Presentazione di Fabrizio Migliorati
in Ctonia - 5, Luglio 2009.

La storia dell’arte, o della rappresentazione, è una storia di forme e di forma in particolar modo. L’artista è colui che subisce un’ispirazione: un respiro, seppur breve e afasico, carico dell’idea, platonicamente intesa, della sua opera. Un fatto straordinario che necessita un suo presentarsi, un prestarsi alla realtà. Da questa idea conosciuta e dimenticata, posseduta in un tempo non chiaramente definibile, l’artista è chiamato ad agire fattualmente: l’idea prende, cioè, forma. La definizione e la chiarezza come mezzi dell’arte per essere arte: tendendo verso T0, ogni deformità viene bandita. Ma proprio in questa deformità bandita si sente quell’urgenza intrinseca all’arte stessa: quella dell’informe.
Poco incline ad essere tematizzato, l’informe ci percorre così come percorre le opere; sia in quanto negazione, sia quando la sopportabilità alla forma si apre. Appare quindi il magma che essuda le forme, lasciandole comunque trasparire. La bruciante atmosfera vespertina di Turner, le corpose nuvole dei treni e l’incertezza architettonica della cattedrale di Rouen di Monet, come il vorticare di Boccioni soffiano sulla rappresentazione erodendola di continuo e calamitando su di essa incrostazioni di altre immagini. Difficile raccontare l’informe, impossibile rinchiuderlo in una “storia”. Proprio per questo, ogni testo dedicato a questo “tema” va incontro a un fallimento ineluttabile, al destino fatale del proprio stesso movimento. Lo si può suggerire, riconoscere; si possono stendere dei piccoli frammenti, chiamati quasi entusiasticamente “capitoli”, che parlino dell’informe, non trattenendolo mai. Percepiamo la sua presenza non potendo mai darne le esatte coordinate topologiche. C’è. Sicuramente è lì, da qualche parte.

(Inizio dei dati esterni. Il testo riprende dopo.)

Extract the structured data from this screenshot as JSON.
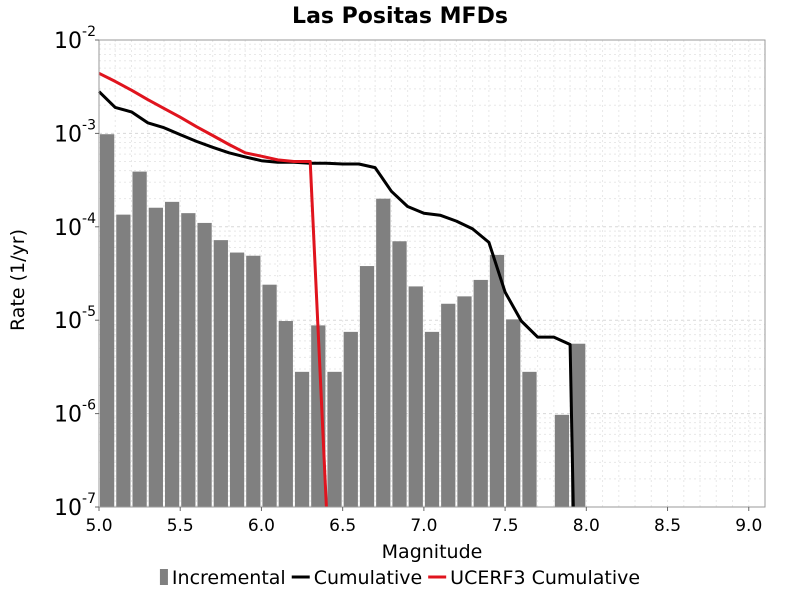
{
  "chart_data": {
    "type": "bar",
    "title": "Las Positas MFDs",
    "xlabel": "Magnitude",
    "ylabel": "Rate (1/yr)",
    "xlim": [
      5.0,
      9.1
    ],
    "ylim": [
      1e-07,
      0.01
    ],
    "yscale": "log",
    "grid": true,
    "legend_position": "bottom",
    "x_ticks": [
      "5.0",
      "5.5",
      "6.0",
      "6.5",
      "7.0",
      "7.5",
      "8.0",
      "8.5",
      "9.0"
    ],
    "y_ticks": [
      {
        "base": "10",
        "exp": "-7"
      },
      {
        "base": "10",
        "exp": "-6"
      },
      {
        "base": "10",
        "exp": "-5"
      },
      {
        "base": "10",
        "exp": "-4"
      },
      {
        "base": "10",
        "exp": "-3"
      },
      {
        "base": "10",
        "exp": "-2"
      }
    ],
    "series": [
      {
        "name": "Incremental",
        "kind": "bar",
        "color": "#808080",
        "x": [
          5.05,
          5.15,
          5.25,
          5.35,
          5.45,
          5.55,
          5.65,
          5.75,
          5.85,
          5.95,
          6.05,
          6.15,
          6.25,
          6.35,
          6.45,
          6.55,
          6.65,
          6.75,
          6.85,
          6.95,
          7.05,
          7.15,
          7.25,
          7.35,
          7.45,
          7.55,
          7.65,
          7.85,
          7.95
        ],
        "values": [
          0.00098,
          0.000135,
          0.00039,
          0.00016,
          0.000185,
          0.00014,
          0.00011,
          7.2e-05,
          5.3e-05,
          4.9e-05,
          2.4e-05,
          9.8e-06,
          2.8e-06,
          8.8e-06,
          2.8e-06,
          7.5e-06,
          3.8e-05,
          0.0002,
          7e-05,
          2.3e-05,
          7.5e-06,
          1.5e-05,
          1.8e-05,
          2.7e-05,
          5e-05,
          1.02e-05,
          2.8e-06,
          9.7e-07,
          5.6e-06
        ]
      },
      {
        "name": "Cumulative",
        "kind": "line",
        "color": "#000000",
        "x": [
          5.0,
          5.1,
          5.2,
          5.3,
          5.4,
          5.5,
          5.6,
          5.7,
          5.8,
          5.9,
          6.0,
          6.1,
          6.2,
          6.3,
          6.4,
          6.5,
          6.6,
          6.7,
          6.8,
          6.9,
          7.0,
          7.1,
          7.2,
          7.3,
          7.4,
          7.5,
          7.6,
          7.7,
          7.8,
          7.9,
          7.92
        ],
        "values": [
          0.0028,
          0.0019,
          0.0017,
          0.0013,
          0.00115,
          0.00097,
          0.00082,
          0.00071,
          0.00062,
          0.00056,
          0.00051,
          0.00049,
          0.00049,
          0.00048,
          0.00048,
          0.00047,
          0.00047,
          0.00043,
          0.00024,
          0.000165,
          0.00014,
          0.000133,
          0.000115,
          9.5e-05,
          6.8e-05,
          2e-05,
          9.8e-06,
          6.6e-06,
          6.6e-06,
          5.5e-06,
          1e-07
        ]
      },
      {
        "name": "UCERF3 Cumulative",
        "kind": "line",
        "color": "#e0141e",
        "x": [
          5.0,
          5.1,
          5.2,
          5.3,
          5.4,
          5.5,
          5.6,
          5.7,
          5.8,
          5.9,
          6.0,
          6.1,
          6.2,
          6.3,
          6.4
        ],
        "values": [
          0.0044,
          0.0036,
          0.0029,
          0.0023,
          0.00185,
          0.00149,
          0.00118,
          0.00095,
          0.00076,
          0.00062,
          0.00057,
          0.00052,
          0.0005,
          0.0005,
          1e-07
        ]
      }
    ]
  }
}
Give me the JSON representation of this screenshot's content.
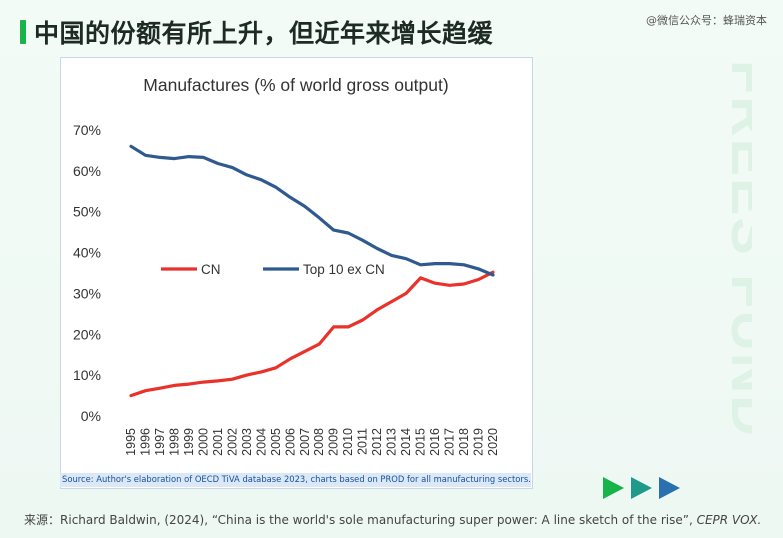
{
  "slide": {
    "title": "中国的份额有所上升，但近年来增长趋缓",
    "wechat_watermark": "@微信公众号：蜂瑞资本",
    "side_watermark": "FREES FUND"
  },
  "colors": {
    "accent_green": "#18b34a",
    "cn_series": "#e8322a",
    "top10_series": "#2f5a8f",
    "source_text": "#1a4f9c"
  },
  "icons": [
    "play-arrow-icon",
    "play-arrow-icon",
    "play-arrow-icon"
  ],
  "source_note": "Source: Author's elaboration of OECD   TiVA database 2023, charts based on PROD for all manufacturing sectors.",
  "footer": {
    "prefix": "来源：",
    "citation": "Richard Baldwin, (2024), “China is the world's sole manufacturing super power: A line sketch of the rise”, ",
    "journal": "CEPR VOX."
  },
  "chart_data": {
    "type": "line",
    "title": "Manufactures (% of world gross output)",
    "xlabel": "",
    "ylabel": "",
    "ylim": [
      0,
      70
    ],
    "yticks": [
      "0%",
      "10%",
      "20%",
      "30%",
      "40%",
      "50%",
      "60%",
      "70%"
    ],
    "grid": false,
    "legend_position": "middle-left",
    "x": [
      "1995",
      "1996",
      "1997",
      "1998",
      "1999",
      "2000",
      "2001",
      "2002",
      "2003",
      "2004",
      "2005",
      "2006",
      "2007",
      "2008",
      "2009",
      "2010",
      "2011",
      "2012",
      "2013",
      "2014",
      "2015",
      "2016",
      "2017",
      "2018",
      "2019",
      "2020"
    ],
    "series": [
      {
        "name": "CN",
        "color": "#e8322a",
        "values": [
          5.0,
          6.2,
          6.8,
          7.5,
          7.8,
          8.3,
          8.6,
          9.0,
          10.0,
          10.8,
          11.8,
          14.0,
          15.8,
          17.6,
          21.8,
          21.8,
          23.5,
          26.0,
          28.0,
          30.0,
          33.8,
          32.5,
          32.0,
          32.3,
          33.4,
          35.2
        ]
      },
      {
        "name": "Top  10 ex CN",
        "color": "#2f5a8f",
        "values": [
          66.0,
          63.8,
          63.3,
          63.0,
          63.5,
          63.3,
          61.8,
          60.8,
          59.0,
          57.8,
          56.0,
          53.5,
          51.3,
          48.5,
          45.5,
          44.8,
          43.0,
          41.0,
          39.3,
          38.5,
          37.0,
          37.3,
          37.3,
          37.0,
          36.0,
          34.5
        ]
      }
    ]
  }
}
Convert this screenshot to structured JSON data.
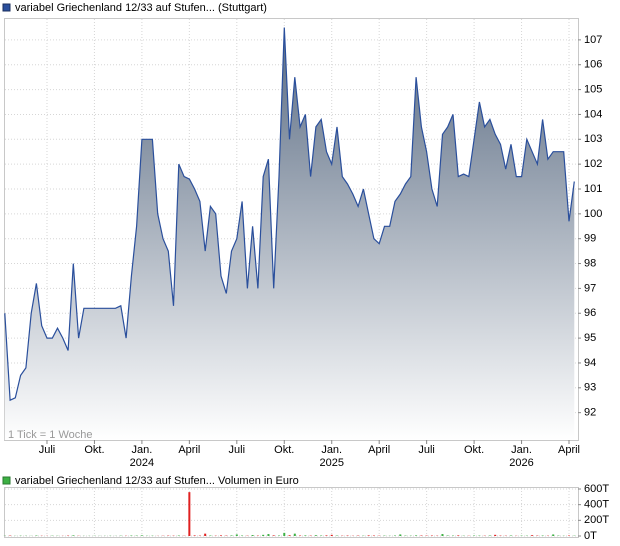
{
  "chart_data": [
    {
      "type": "area",
      "note": "1 Tick = 1 Woche",
      "categories": [
        null,
        null,
        null,
        null,
        null,
        null,
        null,
        null,
        "Juli",
        null,
        null,
        null,
        null,
        null,
        null,
        null,
        null,
        "Okt.",
        null,
        null,
        null,
        null,
        null,
        null,
        null,
        null,
        "Jan.",
        null,
        null,
        null,
        null,
        null,
        null,
        null,
        null,
        "April",
        null,
        null,
        null,
        null,
        null,
        null,
        null,
        null,
        "Juli",
        null,
        null,
        null,
        null,
        null,
        null,
        null,
        null,
        "Okt.",
        null,
        null,
        null,
        null,
        null,
        null,
        null,
        null,
        "Jan.",
        null,
        null,
        null,
        null,
        null,
        null,
        null,
        null,
        "April",
        null,
        null,
        null,
        null,
        null,
        null,
        null,
        null,
        "Juli",
        null,
        null,
        null,
        null,
        null,
        null,
        null,
        null,
        "Okt.",
        null,
        null,
        null,
        null,
        null,
        null,
        null,
        null,
        "Jan.",
        null,
        null,
        null,
        null,
        null,
        null,
        null,
        null,
        "April",
        null
      ],
      "x_years": [
        null,
        null,
        null,
        null,
        null,
        null,
        null,
        null,
        null,
        null,
        null,
        null,
        null,
        null,
        null,
        null,
        null,
        null,
        null,
        null,
        null,
        null,
        null,
        null,
        null,
        null,
        "2024",
        null,
        null,
        null,
        null,
        null,
        null,
        null,
        null,
        null,
        null,
        null,
        null,
        null,
        null,
        null,
        null,
        null,
        null,
        null,
        null,
        null,
        null,
        null,
        null,
        null,
        null,
        null,
        null,
        null,
        null,
        null,
        null,
        null,
        null,
        null,
        "2025",
        null,
        null,
        null,
        null,
        null,
        null,
        null,
        null,
        null,
        null,
        null,
        null,
        null,
        null,
        null,
        null,
        null,
        null,
        null,
        null,
        null,
        null,
        null,
        null,
        null,
        null,
        null,
        null,
        null,
        null,
        null,
        null,
        null,
        null,
        null,
        "2026",
        null,
        null,
        null,
        null,
        null,
        null,
        null,
        null,
        null,
        null
      ],
      "series": [
        {
          "name": "variabel Griechenland 12/33 auf Stufen... (Stuttgart)",
          "color": "#2a4f9c",
          "values": [
            96.0,
            92.5,
            92.6,
            93.5,
            93.8,
            96.0,
            97.2,
            95.5,
            95.0,
            95.0,
            95.4,
            95.0,
            94.5,
            98.0,
            95.0,
            96.2,
            96.2,
            96.2,
            96.2,
            96.2,
            96.2,
            96.2,
            96.3,
            95.0,
            97.5,
            99.5,
            103.0,
            103.0,
            103.0,
            100.0,
            99.0,
            98.5,
            96.3,
            102.0,
            101.5,
            101.4,
            101.0,
            100.5,
            98.5,
            100.3,
            100.0,
            97.5,
            96.8,
            98.5,
            99.0,
            100.5,
            97.0,
            99.5,
            97.0,
            101.5,
            102.2,
            97.0,
            101.5,
            107.5,
            103.0,
            105.5,
            103.5,
            104.0,
            101.5,
            103.5,
            103.8,
            102.5,
            102.0,
            103.5,
            101.5,
            101.2,
            100.8,
            100.3,
            101.0,
            100.0,
            99.0,
            98.8,
            99.5,
            99.5,
            100.5,
            100.8,
            101.2,
            101.5,
            105.5,
            103.5,
            102.5,
            101.0,
            100.3,
            103.2,
            103.5,
            104.0,
            101.5,
            101.6,
            101.5,
            103.0,
            104.5,
            103.5,
            103.8,
            103.2,
            102.8,
            101.8,
            102.8,
            101.5,
            101.5,
            103.0,
            102.5,
            102.0,
            103.8,
            102.2,
            102.5,
            102.5,
            102.5,
            99.7,
            101.3
          ]
        }
      ],
      "ylim": [
        90.9,
        107.8
      ],
      "yticks": [
        92,
        93,
        94,
        95,
        96,
        97,
        98,
        99,
        100,
        101,
        102,
        103,
        104,
        105,
        106,
        107
      ],
      "grid": true
    },
    {
      "type": "bar",
      "series": [
        {
          "name": "variabel Griechenland 12/33 auf Stufen... Volumen in Euro",
          "color": "#3cb043",
          "values": [
            3000,
            5000,
            2000,
            4000,
            3000,
            2000,
            6000,
            3000,
            2000,
            4000,
            3000,
            2000,
            5000,
            8000,
            3000,
            2000,
            2000,
            3000,
            2000,
            2000,
            3000,
            2000,
            4000,
            3000,
            6000,
            5000,
            8000,
            3000,
            4000,
            2000,
            3000,
            5000,
            4000,
            6000,
            3000,
            560000,
            8000,
            5000,
            30000,
            6000,
            4000,
            8000,
            5000,
            7000,
            20000,
            6000,
            4000,
            12000,
            5000,
            15000,
            25000,
            8000,
            6000,
            40000,
            10000,
            30000,
            6000,
            8000,
            5000,
            10000,
            6000,
            8000,
            15000,
            5000,
            4000,
            6000,
            3000,
            5000,
            4000,
            8000,
            6000,
            4000,
            5000,
            3000,
            6000,
            20000,
            5000,
            4000,
            8000,
            6000,
            5000,
            6000,
            4000,
            25000,
            6000,
            5000,
            8000,
            4000,
            3000,
            6000,
            5000,
            4000,
            6000,
            15000,
            5000,
            4000,
            6000,
            3000,
            5000,
            4000,
            10000,
            5000,
            6000,
            4000,
            20000,
            5000,
            3000,
            6000,
            4000
          ]
        }
      ],
      "down_color": "#e02020",
      "ylim": [
        0,
        600000
      ],
      "yticks": [
        {
          "value": 0,
          "label": "0T"
        },
        {
          "value": 200000,
          "label": "200T"
        },
        {
          "value": 400000,
          "label": "400T"
        },
        {
          "value": 600000,
          "label": "600T"
        }
      ],
      "grid": true
    }
  ]
}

Più che un vero e proprio scacco alla rappresentazione, esso assomiglia di più al pesce che il vecchio lupo di mare di Hemingway trascinava con sé. Un pesce sottratto a quella forma cercata e catturata dal pescatore, portata con sé nella convinzione di aver vinto, di aver sopravanzato l’animale. Nulla potrà convincere l’artista che la forma, l’idea che egli aveva in mente non esista più, nemmeno se chiaramente inficiata dai segni della voracità dei piccoli pesci. Il suo trofeo non c’è più e la deformità finale dell’animale è talmente insopportabile da non poter essere accettata, e neppure visibile. L’artista-pescatore non vede altro che ciò che non c’è più. L’informe esprime così tutta quella deformità che sopravanza i netti confini delle forme; infiltrandosi nella cecità dell’occhio, così dolcemente da farlo schiudere.